Just installed crontab manager so I could create my own cronjobs easily. I created one to restart the php80-php-fpm daemon (to clear out PHP opcache weekly), having root as the user and/user/bin/systemctl restart php80-php-fpm.service for the command. Or should I leave the directories out of the command and just use systemctl restart php80-php-fpm.service? Which is the proper command to enter in the app? If I test it from a Putty terminal logged in as root, /user/bin/systemctl restart php80-php-fpm.service spits back no such file or directory, but that could be because I’m already logged in as root.
As a side note, it would be nice if the app had a RUN NOW button to test the cronjob out.
Is it even necessary to do this or does opcache flush itself automatically as needed?
AFAIK, systemctl restart servicename (Call does NOT need full path!)will not give any feedback.
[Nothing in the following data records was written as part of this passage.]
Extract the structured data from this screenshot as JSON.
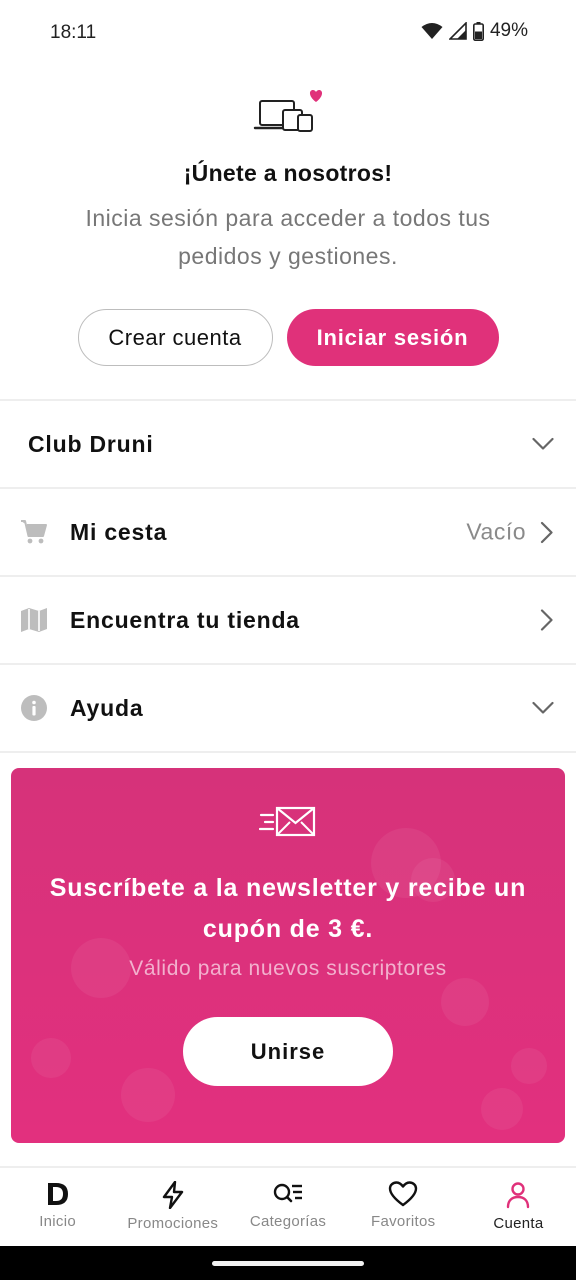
{
  "status_bar": {
    "time": "18:11",
    "battery": "49%"
  },
  "hero": {
    "title": "¡Únete a nosotros!",
    "subtitle": "Inicia sesión para acceder a todos tus pedidos y gestiones.",
    "create_account_label": "Crear cuenta",
    "login_label": "Iniciar sesión"
  },
  "menu": {
    "club": {
      "label": "Club Druni"
    },
    "cart": {
      "label": "Mi cesta",
      "value": "Vacío"
    },
    "store": {
      "label": "Encuentra tu tienda"
    },
    "help": {
      "label": "Ayuda"
    }
  },
  "newsletter": {
    "title": "Suscríbete a la newsletter y recibe un cupón de 3 €.",
    "subtitle": "Válido para nuevos suscriptores",
    "button_label": "Unirse"
  },
  "bottom_nav": {
    "items": [
      {
        "label": "Inicio",
        "icon": "druni-logo-icon"
      },
      {
        "label": "Promociones",
        "icon": "lightning-icon"
      },
      {
        "label": "Categorías",
        "icon": "category-search-icon"
      },
      {
        "label": "Favoritos",
        "icon": "heart-icon"
      },
      {
        "label": "Cuenta",
        "icon": "user-icon"
      }
    ],
    "active_index": 4
  },
  "colors": {
    "accent": "#e0317a",
    "active_nav": "#e0317a",
    "muted_text": "#777777"
  }
}
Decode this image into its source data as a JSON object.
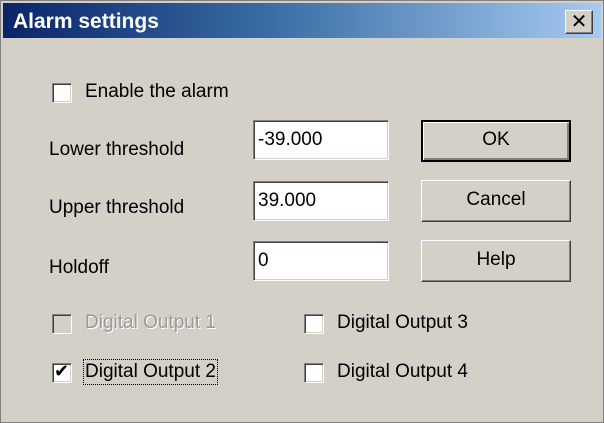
{
  "window": {
    "title": "Alarm settings",
    "close_glyph": "✕"
  },
  "enable_alarm": {
    "label": "Enable the alarm",
    "checked": false
  },
  "fields": {
    "lower": {
      "label": "Lower threshold",
      "value": "-39.000"
    },
    "upper": {
      "label": "Upper threshold",
      "value": "39.000"
    },
    "holdoff": {
      "label": "Holdoff",
      "value": "0"
    }
  },
  "buttons": {
    "ok": "OK",
    "cancel": "Cancel",
    "help": "Help"
  },
  "outputs": {
    "o1": {
      "label": "Digital Output 1",
      "checked": false,
      "enabled": false
    },
    "o2": {
      "label": "Digital Output 2",
      "checked": true,
      "enabled": true
    },
    "o3": {
      "label": "Digital Output 3",
      "checked": false,
      "enabled": true
    },
    "o4": {
      "label": "Digital Output 4",
      "checked": false,
      "enabled": true
    }
  },
  "check_glyph": "✔"
}
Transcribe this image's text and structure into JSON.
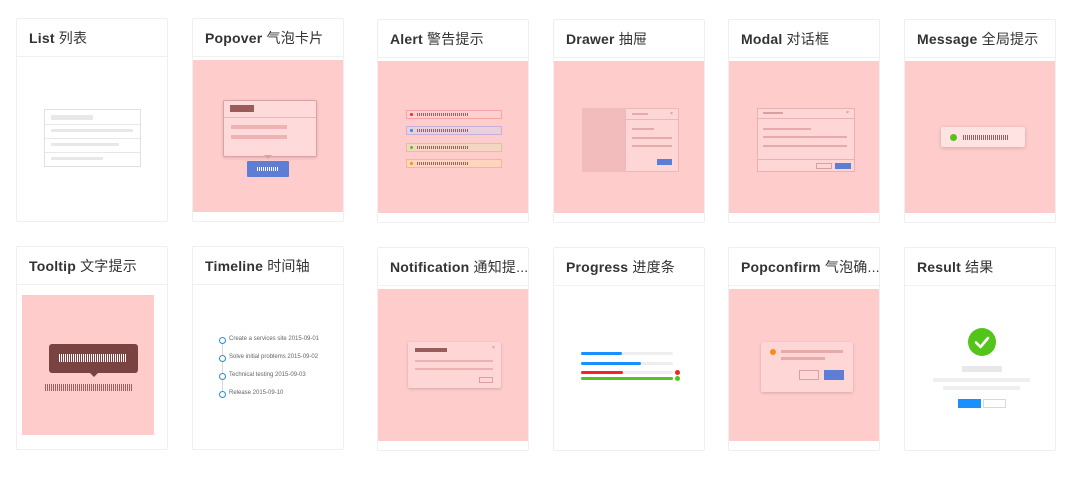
{
  "cards": [
    {
      "title": "List",
      "title_cn": "列表"
    },
    {
      "title": "Popover",
      "title_cn": "气泡卡片"
    },
    {
      "title": "Alert",
      "title_cn": "警告提示"
    },
    {
      "title": "Drawer",
      "title_cn": "抽屉"
    },
    {
      "title": "Modal",
      "title_cn": "对话框"
    },
    {
      "title": "Message",
      "title_cn": "全局提示"
    },
    {
      "title": "Tooltip",
      "title_cn": "文字提示"
    },
    {
      "title": "Timeline",
      "title_cn": "时间轴"
    },
    {
      "title": "Notification",
      "title_cn": "通知提..."
    },
    {
      "title": "Progress",
      "title_cn": "进度条"
    },
    {
      "title": "Popconfirm",
      "title_cn": "气泡确..."
    },
    {
      "title": "Result",
      "title_cn": "结果"
    }
  ],
  "timeline": {
    "items": [
      "Create a services site 2015-09-01",
      "Solve initial problems 2015-09-02",
      "Technical testing 2015-09-03",
      "Release 2015-09-10"
    ]
  },
  "progress": {
    "values": [
      0.45,
      0.65,
      0.55,
      1.0
    ]
  },
  "colors": {
    "highlight": "#ffcccc",
    "primary": "#1890ff",
    "success": "#52c41a",
    "error": "#f5222d",
    "warning": "#faad14",
    "dark_tooltip": "#7b4242"
  },
  "icons": {
    "result": "check-circle-icon",
    "message": "check-circle-icon",
    "popconfirm": "exclamation-circle-icon"
  }
}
But systemctl status servicename will…
So I pack both lines in a small script, add in a logging output to /var/log/myjobs (The script actually checks in first run if this folder exists, if not it will create it and use that to place any logging / output).
and run the cronjob I need…
I keep alls such jobs in /etc/Jobs, this since more than 20 years now…
I’m not 100% sure, but AFAIK, php8 opcache cleans itself…
Maybe @stephdl can help here…
Thank you for the replies. I removed the path from the command. The code for crontab manager puts the script for the job directly in the crontab config file. That doesn’t bother me. I think it’s a nice feature. I’ll have to read through Marc’s links and see how I can see how full the opcache is and compare before and afters.